Taken together, his several papers on the topic argue that his theory can, to back of napkin precision, describe all significant dark matter and dark energy effects by correctly modeling the self-interaction of the graviton in a way that other dark matter and dark energy theorists have neglected.

If correct, the only beyond the Standard Model particle that needs to exist is the graviton, and a graviton based theory can dispense with the cosmological constant, at least in principle. In short, "core theory" would pretty much completely describe all observed phenomena except short range, extremely strong gravitational field quantum gravity phenomena, and the right path to studying that would be established. This could all play out on the Standard Model's flat Minkowski space background that recognizes the existing of special relativity but does not have a curved space-time in which the mathematics of quantum mechanics doesn't work.

For what it is worth, I think he is right, even though he is currently a lone voice in the wilderness without the time, funding, or community of colleagues who buys into his hypothesis to rigorously and thoroughly implement this paradigm in a way that is sufficient to achieve a scholarly consensus in the field.
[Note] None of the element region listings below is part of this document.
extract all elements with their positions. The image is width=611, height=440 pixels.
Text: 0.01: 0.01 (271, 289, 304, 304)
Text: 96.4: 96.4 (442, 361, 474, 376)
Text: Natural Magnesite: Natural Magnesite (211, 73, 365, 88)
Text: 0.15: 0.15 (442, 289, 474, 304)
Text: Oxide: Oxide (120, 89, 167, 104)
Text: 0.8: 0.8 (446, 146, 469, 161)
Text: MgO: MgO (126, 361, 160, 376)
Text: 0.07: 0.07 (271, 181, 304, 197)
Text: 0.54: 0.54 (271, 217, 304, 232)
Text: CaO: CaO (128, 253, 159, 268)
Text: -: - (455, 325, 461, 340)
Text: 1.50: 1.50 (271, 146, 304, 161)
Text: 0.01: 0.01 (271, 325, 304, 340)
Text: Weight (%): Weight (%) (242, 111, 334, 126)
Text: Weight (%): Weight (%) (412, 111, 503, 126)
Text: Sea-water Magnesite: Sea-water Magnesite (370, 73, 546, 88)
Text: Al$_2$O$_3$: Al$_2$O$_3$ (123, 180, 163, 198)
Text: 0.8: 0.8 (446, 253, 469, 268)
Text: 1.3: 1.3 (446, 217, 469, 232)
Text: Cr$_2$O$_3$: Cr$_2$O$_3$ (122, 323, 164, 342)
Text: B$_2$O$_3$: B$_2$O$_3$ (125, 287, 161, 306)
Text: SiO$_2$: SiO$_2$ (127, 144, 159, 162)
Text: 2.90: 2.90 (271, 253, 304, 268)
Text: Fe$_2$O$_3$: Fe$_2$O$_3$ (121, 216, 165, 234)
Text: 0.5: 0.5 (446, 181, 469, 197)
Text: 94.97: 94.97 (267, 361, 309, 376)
Particle dark matter theories are in trouble. There are a few modified gravity theories that rise to the occasion, but none as elegant, simple and as broad in their domains of applicability as this one. He hasn't worked out a way to get all of the constants from first principles, but the vision is there and it is a powerful one.

Gone are the epicycles. Gone are unobservable substances that in the mainstream lambda CDM model account for something like 93%-95% of the stuff in the universe. Vexing aspects of ordinary GR, like the inability to localize gravitational energy and the seeming irrelevance of its self-interactions are gone. The "coincidence problem" is solved. Fundamentally, one coupling constant is sufficient to describe it all, even if it is easier to empirically estimate some of the constants derived from it in the meantime. We have a complete set of fundamental particles (without ruling out the possibility that they might derive from something even more fundamental). We have strong analogies between QCD and GR, some of which have long been observed, to guide us. We have a theory that is corroborated by original predictions that empirical evidence supports that aren't easily explained by other theories.

It doesn't address matter-antimatter asymmetry (for which I have identified another paper with a good explanation). It isn't clear how it interacts with "inflation" theories. But, it would be a huge, unifying step forward in gravity theory, the greatest since general relativity was devised a century ago.

There is so much to like about this approach that it deserves dramatically more resources than it has received to develop further, because it is the most promising avenue to a fundamental break through in physics in existence today. If it pans out, it is work far more significant than typical Nobel prize material.

The Pre-Print
Numerical calculations have shown that the increase of binding energy in massive systems due to gravity's self-interaction can account for galaxy and cluster dynamics without dark matter. Such approach is consistent with General Relativity and the Standard Model of particle physics. The increased binding implies an effective weakening of gravity outside the bound system. In this article, this suppression is modeled in the Universe's evolution equations and its consequence for dark energy is explored. Observations are well reproduced without need for dark energy. The cosmic coincidence appears naturally and the problem of having a de Sitter Universe as the final state of the Universe is eliminated.